Anthropocene Alliance Mutual Aid Fund
In Fall 2021, a group of frontline leaders from Anthropocene Alliance met to establish a Mutual Aid Fund. Thanks to their care and dedication, the fund is now launched.
The fund provides up to $2,000 in pre and post-disaster relief. The money can be used for items such as gift cards, hotel and other emergency housing, generators, drinking water, cleaning and sanitation goods, baby supplies, materials for repairs, tools, food and clothing, transportation, and medical supplies.
100% of contributions to the Mutual Aid Fund will be distributed to impacted communities. The need is great and your support is greatly appreciated!
Please visit this page to learn more about the fund and steering committee.
Top illustration: Photographer unknown, Marian Anderson, opera singer, singing with hands clasped, and wearing a pin in the shape of the Royal Canadian Air Force pilot’s wing pin badge, (detail), 1942.
The child of working-class parents and the granddaughter of an enslaved man, Marian Anderson’s early life in Philadelphia was marked by hardship and discrimination. Despite possessing extraordinary vocal talents, she was denied a place in a local music academy due to the color of her skin. She nevertheless persevered, and with the love and support of family, friends, her Baptist Church, and later benefactors including Julius Rosenwald and Eleanor Roosevelt, she attracted the attention of major composers, conductors, and impresarios. By the late 1930s, she was generally considered among the greatest vocalists in the world.

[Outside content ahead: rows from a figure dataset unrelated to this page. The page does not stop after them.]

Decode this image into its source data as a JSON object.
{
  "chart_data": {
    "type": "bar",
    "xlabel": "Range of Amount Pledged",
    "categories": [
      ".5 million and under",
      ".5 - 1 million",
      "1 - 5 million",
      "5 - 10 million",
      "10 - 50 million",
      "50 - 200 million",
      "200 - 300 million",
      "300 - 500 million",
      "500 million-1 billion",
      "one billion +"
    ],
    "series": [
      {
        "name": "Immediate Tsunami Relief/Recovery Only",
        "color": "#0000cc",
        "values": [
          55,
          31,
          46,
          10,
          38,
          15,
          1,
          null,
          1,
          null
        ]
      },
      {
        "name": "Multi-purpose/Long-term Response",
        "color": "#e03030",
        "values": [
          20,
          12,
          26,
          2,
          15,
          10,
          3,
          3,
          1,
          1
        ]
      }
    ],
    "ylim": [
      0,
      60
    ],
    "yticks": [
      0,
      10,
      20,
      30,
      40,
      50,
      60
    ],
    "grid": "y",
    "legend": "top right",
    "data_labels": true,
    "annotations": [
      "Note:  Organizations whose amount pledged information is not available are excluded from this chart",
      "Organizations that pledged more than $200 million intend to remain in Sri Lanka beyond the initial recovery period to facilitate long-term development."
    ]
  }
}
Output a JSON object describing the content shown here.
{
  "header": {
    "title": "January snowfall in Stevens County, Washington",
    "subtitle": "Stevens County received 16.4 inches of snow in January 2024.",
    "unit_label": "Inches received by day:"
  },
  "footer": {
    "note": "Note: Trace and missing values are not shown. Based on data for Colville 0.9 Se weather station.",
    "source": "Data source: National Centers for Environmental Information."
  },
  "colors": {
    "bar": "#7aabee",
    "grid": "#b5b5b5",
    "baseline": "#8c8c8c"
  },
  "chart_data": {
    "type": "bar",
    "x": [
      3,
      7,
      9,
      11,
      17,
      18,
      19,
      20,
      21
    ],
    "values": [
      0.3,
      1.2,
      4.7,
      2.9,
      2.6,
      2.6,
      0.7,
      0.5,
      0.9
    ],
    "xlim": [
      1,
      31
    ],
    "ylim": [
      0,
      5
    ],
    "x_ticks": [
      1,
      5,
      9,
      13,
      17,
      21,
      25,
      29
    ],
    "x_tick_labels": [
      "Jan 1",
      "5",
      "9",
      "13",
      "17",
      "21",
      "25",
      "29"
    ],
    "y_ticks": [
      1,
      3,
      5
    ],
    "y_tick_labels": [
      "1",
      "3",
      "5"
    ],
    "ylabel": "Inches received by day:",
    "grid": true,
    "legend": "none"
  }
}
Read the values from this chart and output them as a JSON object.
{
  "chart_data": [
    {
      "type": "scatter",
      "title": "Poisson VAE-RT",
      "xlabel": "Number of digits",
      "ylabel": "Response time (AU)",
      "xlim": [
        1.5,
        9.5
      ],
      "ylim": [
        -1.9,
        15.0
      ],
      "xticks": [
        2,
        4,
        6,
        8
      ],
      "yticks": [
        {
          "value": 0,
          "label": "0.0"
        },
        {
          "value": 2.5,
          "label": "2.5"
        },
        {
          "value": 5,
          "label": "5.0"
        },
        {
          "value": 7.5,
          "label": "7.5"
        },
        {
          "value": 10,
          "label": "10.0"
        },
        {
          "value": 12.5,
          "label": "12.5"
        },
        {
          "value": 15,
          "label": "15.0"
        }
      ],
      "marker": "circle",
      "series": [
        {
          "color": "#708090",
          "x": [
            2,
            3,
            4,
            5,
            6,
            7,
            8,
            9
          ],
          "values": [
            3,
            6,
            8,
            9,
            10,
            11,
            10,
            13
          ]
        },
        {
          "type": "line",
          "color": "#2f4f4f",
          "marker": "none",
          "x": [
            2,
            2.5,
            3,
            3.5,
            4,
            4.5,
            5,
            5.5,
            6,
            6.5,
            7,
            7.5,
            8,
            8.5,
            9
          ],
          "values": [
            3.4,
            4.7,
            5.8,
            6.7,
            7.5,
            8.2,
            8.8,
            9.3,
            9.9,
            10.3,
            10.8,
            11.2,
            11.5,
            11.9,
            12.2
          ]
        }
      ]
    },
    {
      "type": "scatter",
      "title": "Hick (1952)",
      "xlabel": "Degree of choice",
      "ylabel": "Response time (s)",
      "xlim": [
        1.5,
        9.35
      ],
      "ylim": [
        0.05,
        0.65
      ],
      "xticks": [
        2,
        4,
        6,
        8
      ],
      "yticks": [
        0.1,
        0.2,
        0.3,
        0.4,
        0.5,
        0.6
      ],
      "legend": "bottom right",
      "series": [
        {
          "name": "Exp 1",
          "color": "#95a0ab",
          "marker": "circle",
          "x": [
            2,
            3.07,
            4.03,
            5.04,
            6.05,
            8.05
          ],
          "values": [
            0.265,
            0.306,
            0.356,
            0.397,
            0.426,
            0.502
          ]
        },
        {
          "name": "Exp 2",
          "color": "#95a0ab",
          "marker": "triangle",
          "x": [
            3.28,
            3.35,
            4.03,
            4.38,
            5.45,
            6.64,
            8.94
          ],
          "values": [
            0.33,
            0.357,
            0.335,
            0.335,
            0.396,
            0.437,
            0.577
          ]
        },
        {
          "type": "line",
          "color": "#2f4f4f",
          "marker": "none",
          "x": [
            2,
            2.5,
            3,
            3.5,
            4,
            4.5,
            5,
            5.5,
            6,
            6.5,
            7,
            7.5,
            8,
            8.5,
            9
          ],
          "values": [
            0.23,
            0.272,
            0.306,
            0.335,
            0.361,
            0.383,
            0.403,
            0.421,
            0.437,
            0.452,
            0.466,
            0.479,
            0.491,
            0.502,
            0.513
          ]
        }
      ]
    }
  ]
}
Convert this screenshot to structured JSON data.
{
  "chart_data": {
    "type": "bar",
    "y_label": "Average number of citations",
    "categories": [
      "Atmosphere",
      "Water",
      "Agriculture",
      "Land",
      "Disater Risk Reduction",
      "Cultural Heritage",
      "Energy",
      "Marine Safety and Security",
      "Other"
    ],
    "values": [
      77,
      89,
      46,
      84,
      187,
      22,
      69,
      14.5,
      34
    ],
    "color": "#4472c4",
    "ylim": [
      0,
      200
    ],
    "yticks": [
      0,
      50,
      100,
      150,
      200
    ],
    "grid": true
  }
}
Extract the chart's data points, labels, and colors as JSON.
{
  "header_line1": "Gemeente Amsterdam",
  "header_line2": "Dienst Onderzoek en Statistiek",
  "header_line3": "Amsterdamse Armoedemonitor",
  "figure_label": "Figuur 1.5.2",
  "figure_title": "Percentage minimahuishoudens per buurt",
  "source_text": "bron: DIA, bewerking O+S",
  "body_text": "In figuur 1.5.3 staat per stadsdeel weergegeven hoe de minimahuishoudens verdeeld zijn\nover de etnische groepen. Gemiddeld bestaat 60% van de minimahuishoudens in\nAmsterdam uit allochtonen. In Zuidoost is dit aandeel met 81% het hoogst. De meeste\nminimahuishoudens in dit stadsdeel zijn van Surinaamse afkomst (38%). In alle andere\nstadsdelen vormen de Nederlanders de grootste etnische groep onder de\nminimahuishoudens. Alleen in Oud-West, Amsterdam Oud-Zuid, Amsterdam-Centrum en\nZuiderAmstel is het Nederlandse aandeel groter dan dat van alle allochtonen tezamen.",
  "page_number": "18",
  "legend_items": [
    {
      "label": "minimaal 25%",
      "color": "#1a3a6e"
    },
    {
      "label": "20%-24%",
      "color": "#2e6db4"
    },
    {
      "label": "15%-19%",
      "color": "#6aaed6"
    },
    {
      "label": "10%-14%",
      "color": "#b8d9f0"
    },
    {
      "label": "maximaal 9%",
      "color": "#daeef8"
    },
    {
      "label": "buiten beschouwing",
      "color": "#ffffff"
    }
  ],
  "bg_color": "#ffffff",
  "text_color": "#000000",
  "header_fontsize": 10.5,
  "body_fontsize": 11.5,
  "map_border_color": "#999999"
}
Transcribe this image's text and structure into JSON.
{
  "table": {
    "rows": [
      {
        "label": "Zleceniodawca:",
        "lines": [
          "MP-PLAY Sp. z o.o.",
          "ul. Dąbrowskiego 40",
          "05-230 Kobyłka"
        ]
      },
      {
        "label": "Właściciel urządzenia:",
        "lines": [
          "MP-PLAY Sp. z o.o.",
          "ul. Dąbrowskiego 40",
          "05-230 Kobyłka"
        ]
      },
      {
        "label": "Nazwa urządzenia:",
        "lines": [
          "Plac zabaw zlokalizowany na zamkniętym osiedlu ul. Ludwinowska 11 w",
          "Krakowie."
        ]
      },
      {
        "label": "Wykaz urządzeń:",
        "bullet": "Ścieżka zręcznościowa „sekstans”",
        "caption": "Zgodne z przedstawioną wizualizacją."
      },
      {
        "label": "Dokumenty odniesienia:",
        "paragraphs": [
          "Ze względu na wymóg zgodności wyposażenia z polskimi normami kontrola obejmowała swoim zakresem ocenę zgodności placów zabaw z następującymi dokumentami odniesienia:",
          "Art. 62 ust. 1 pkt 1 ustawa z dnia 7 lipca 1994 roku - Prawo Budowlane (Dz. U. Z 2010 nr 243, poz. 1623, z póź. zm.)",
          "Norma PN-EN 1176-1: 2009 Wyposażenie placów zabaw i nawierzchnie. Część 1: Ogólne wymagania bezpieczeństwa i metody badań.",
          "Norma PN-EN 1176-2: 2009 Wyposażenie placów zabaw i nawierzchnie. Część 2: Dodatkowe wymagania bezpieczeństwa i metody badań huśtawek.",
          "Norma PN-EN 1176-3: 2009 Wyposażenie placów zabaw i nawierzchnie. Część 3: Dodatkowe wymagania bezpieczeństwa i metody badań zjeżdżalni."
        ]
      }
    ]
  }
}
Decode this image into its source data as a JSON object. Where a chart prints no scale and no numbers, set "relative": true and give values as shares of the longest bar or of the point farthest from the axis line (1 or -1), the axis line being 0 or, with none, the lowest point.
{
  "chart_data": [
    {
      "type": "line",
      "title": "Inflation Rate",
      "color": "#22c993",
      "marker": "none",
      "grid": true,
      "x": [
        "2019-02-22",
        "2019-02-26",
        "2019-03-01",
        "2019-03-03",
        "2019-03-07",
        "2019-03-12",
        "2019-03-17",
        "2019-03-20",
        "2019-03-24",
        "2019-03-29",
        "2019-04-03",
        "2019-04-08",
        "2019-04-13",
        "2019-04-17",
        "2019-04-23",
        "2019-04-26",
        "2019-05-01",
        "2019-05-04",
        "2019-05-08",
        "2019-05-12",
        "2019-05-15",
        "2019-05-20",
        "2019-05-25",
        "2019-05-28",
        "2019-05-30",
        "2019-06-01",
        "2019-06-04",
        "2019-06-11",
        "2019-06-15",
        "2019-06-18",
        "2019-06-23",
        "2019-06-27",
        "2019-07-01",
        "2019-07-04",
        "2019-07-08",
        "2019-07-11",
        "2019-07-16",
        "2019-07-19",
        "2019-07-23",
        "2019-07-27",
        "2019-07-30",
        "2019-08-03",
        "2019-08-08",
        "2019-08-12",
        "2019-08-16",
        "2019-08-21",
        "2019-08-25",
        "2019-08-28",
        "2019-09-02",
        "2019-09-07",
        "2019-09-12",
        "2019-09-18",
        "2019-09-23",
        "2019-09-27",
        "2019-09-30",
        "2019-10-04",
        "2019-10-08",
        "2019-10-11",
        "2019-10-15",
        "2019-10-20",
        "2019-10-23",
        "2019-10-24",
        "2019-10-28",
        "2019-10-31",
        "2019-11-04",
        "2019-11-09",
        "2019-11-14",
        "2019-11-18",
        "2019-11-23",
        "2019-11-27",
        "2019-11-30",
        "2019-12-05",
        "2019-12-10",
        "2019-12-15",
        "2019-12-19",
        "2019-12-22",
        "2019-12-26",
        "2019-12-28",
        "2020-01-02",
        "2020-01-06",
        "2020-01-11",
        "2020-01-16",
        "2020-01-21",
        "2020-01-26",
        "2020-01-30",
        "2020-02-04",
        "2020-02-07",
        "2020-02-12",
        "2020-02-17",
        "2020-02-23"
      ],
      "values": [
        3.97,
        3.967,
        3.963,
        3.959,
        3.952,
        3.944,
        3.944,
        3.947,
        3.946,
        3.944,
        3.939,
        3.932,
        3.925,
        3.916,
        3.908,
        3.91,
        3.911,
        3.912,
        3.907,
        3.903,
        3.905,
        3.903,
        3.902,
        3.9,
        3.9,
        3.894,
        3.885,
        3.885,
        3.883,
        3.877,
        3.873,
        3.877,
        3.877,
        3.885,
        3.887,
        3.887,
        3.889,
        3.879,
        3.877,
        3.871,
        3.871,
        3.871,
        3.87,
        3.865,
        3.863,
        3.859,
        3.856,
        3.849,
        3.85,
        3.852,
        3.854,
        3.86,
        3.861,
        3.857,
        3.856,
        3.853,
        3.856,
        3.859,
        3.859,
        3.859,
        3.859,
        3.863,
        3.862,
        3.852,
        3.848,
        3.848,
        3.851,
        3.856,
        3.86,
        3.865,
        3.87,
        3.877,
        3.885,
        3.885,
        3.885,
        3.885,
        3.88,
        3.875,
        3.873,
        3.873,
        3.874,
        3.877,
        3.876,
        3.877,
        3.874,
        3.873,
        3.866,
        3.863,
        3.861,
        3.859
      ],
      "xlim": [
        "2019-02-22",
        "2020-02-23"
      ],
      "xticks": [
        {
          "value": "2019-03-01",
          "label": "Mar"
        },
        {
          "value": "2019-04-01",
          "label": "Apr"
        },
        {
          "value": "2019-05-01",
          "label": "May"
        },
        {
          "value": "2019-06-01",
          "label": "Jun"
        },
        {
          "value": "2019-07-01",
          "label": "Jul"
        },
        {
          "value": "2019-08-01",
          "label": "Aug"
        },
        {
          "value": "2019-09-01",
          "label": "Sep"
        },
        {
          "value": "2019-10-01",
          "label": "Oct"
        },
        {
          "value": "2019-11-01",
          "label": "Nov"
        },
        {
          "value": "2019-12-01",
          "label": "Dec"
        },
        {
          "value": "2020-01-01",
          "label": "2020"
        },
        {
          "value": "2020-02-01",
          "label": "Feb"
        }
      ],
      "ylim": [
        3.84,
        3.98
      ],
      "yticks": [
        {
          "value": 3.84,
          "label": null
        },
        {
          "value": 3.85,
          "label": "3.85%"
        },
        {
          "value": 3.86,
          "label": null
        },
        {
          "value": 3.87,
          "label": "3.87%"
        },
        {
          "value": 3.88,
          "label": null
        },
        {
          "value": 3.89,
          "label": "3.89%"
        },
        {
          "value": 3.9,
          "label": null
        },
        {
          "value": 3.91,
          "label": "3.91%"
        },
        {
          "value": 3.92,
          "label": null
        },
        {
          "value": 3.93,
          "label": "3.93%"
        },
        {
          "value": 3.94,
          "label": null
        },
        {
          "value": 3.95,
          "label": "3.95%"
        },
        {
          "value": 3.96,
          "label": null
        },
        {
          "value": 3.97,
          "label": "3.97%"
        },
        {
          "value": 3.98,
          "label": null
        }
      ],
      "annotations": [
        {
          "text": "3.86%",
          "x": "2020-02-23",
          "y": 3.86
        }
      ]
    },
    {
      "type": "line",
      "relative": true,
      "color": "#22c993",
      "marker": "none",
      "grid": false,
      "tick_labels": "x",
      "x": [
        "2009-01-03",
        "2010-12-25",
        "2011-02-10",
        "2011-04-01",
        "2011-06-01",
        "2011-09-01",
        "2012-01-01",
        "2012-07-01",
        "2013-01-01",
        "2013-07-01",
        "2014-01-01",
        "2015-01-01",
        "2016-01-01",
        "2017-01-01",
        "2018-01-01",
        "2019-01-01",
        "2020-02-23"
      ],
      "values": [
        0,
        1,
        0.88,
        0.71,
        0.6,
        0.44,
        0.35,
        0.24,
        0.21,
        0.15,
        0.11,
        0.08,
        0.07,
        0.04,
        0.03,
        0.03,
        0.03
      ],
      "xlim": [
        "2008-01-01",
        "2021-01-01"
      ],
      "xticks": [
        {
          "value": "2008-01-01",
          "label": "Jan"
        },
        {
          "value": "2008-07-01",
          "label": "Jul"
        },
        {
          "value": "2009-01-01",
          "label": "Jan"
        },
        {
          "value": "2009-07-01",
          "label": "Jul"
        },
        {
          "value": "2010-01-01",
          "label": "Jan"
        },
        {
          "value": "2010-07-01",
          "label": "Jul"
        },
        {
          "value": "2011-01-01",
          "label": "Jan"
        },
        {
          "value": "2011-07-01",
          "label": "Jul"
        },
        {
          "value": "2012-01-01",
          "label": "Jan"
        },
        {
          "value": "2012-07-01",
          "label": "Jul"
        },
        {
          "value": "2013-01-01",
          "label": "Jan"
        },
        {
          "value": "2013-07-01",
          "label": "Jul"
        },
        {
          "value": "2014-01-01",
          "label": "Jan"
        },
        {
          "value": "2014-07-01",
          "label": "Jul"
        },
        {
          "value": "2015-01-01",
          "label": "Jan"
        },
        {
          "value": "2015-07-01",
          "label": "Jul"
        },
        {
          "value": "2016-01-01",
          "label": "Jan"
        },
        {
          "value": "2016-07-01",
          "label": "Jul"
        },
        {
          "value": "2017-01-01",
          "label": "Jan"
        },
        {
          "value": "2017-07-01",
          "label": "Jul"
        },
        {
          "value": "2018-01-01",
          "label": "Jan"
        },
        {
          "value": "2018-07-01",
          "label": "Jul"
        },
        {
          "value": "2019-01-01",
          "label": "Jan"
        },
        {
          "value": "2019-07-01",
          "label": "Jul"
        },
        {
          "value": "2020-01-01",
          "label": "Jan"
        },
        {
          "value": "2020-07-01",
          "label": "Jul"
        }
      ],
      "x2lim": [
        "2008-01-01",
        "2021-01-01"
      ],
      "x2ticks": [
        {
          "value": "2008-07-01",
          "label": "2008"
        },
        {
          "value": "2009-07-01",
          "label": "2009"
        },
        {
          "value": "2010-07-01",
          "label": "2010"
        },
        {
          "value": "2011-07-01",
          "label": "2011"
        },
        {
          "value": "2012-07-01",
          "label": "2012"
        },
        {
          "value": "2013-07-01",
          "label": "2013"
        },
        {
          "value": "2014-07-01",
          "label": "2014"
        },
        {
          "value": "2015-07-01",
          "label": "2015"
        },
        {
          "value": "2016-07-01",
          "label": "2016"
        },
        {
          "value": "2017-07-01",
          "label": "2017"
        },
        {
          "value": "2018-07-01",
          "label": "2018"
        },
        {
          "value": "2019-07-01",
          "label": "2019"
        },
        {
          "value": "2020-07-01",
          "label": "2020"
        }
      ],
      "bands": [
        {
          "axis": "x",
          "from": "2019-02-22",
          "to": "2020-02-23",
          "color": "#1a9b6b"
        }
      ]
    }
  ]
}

Nevertheless, Anderson continued to face prejudice at home. In 1939, the racist Daughters of the American Revolution denied her the opportunity to sing at Constitution Hall in segregated Washington D.C. The refusal led to mass demonstrations and the hasty organization of a triumphant recital on the steps of the Lincoln Memorial before 75,000 people. That event was partially reprised 24 years later when Anderson sang on the same spot as part of the March on Washington for Jobs and Freedom, best known as the civil rights rally at which Martin Luther King gave his “I Have a Dream” speech. Anderson performed an immensely moving version of the Black spiritual, “He’s Got the Whole World in his Hands.”
He’s got everybody here in His hands
He’s got you and me, brother, in His hands
He’s got you and me, sister, in His hands
He’s got everybody here in His hands
He’s got the whole world
He’s got the whole world in His hands
Though the pronoun “He” refers to God or Jesus Christ, the imagery is not so much of divine munificence as of human unity and mutual aid, conveyed by the imagery of cradling hands. That same message was reiterated a little later of course, by King when he said he dreamed that: “one day right down in Alabama little black boys and black girls will be able to join hands with little white boys and white girls as sisters and brothers.”
The photo of Marian Anderson, part of the U.S. Farm Security Administration/Office of War Information collection at the Library of Congress in Washington D.C., shows the singer frontally and nearly half-length, with hands clasped together, the better to sing from the chest or diaphragm. But the gesture of interlocked hands, a motif with a long history in art, was not only about vocal discipline. It also suggests prayer, hopefulness, interdependence, and mutuality. Mutual aid is not charity – the bestowal of something of value by the rich to the poor. It’s an expression of the idea, also expressed in King’s speech, that “we cannot walk alone,” and that the freedom of one is dependent upon the freedom of all. That sentiment is even more essential today as we confront a global environmental and climate crisis.